明治大学の研究グループは,人体に無害な近赤外光を用いた筋血流計測技術を開発した(ニュースリリース)。
柔道整復師が主に筋肉に対して行なう,揉む,擦る,押す,叩くなどの「手当て」は手技療法と呼ばれ,病院や接骨院などにおける運動器の治療やスポーツ選手の筋肉疲労の回復,スポーツ外傷や障害の予防法として広く普及している。
手技療法は筋肉の緊張や痛みを和らげ,血流を促進させて体内の老廃物を除去すると考えられ,薬や外科的処置によらない費用対効果の高い治療法と捉えられてきた。しかし,これまで手技療法の効果は施術者と手技療法を受けた側との主観的な評価のみによって行なわれ,客観的な評価に乏しいものだった。

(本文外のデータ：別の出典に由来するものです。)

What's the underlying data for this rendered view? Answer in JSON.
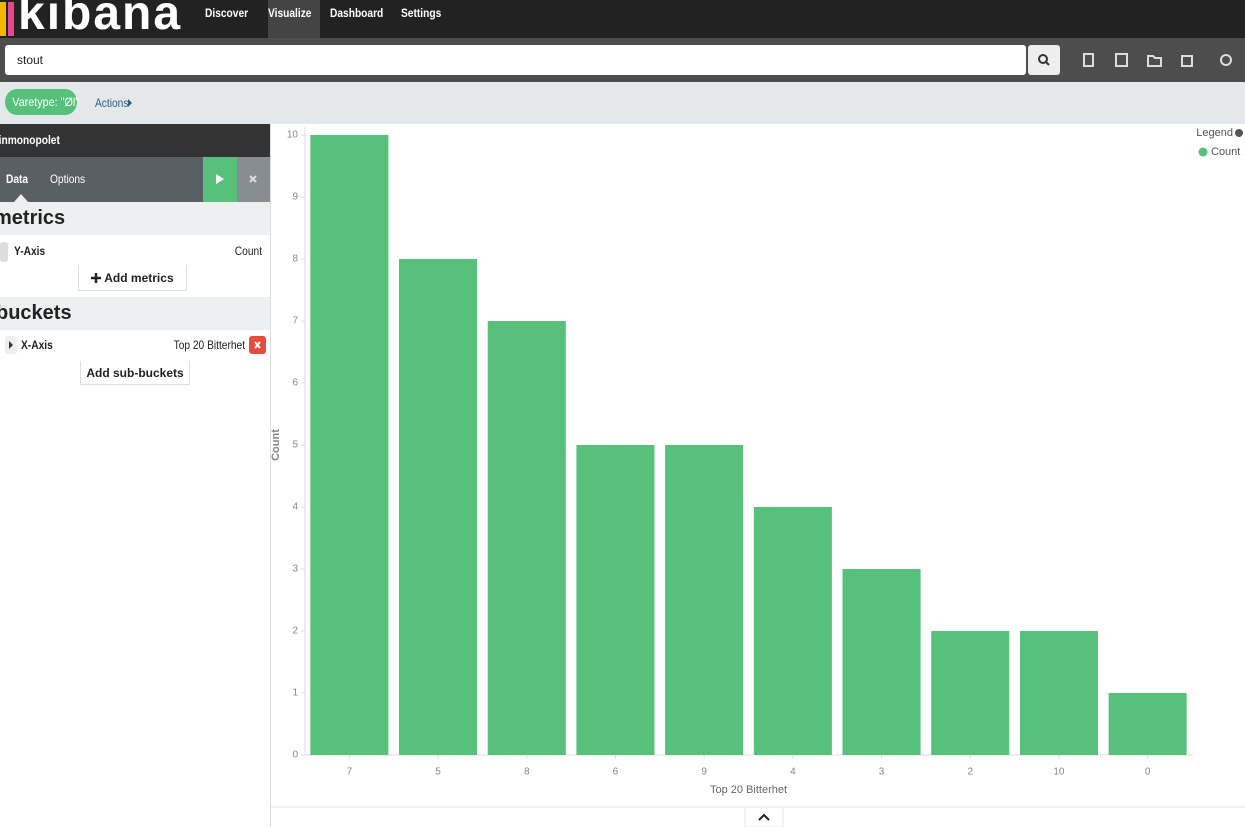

そこで研究グループは,体内に照射した近赤外光の拡散状態から生体組織の血流変化を計測可能な拡散相関分光法(DCS)に着目し,肩こりの好発部位である僧帽筋を連続的に計測可能な筋血流イメージング手法を開発した。DCSは,赤血球が近赤外光を拡散する性質に着目して,生体組織の血流速度を非侵襲的に計測する分光法。
計測の結果,5分間の手技療法により僧帽筋の平均血流が約1.4倍に増加していることが分かり,これは同じ時間だけ安静にしていた場合よりも有意に増加していたという。さらに,手技療法の前後では,心拍数,血圧,自律神経活動は変化せず,手技療法は全身の循環状態に影響を及ぼすことなく,目的とする筋の血流のみを増加させる働きがあることが分かった。
さらに,肩こりがある人(僧帽筋部が硬い人)と肩こりが無い人では、肩こりがある人の方が、手技療法により筋血流がより増加したことが分かった。これらの結果は,手技療法によって肩の僧帽筋の血流が促進されること,肩こりのように筋肉が硬くこわばった人は手技療法による血流促進効果が特に高いことを示すもの。
研究グループは,DCS技術を用いて筋血流の変化を数値化したことにより,手技療法の効果を客観的に評価することに成功した。今後は,手技療法の施術を受ける患者の治療効果のモニタリングや,施術者の教育への応用が期待されるとしている。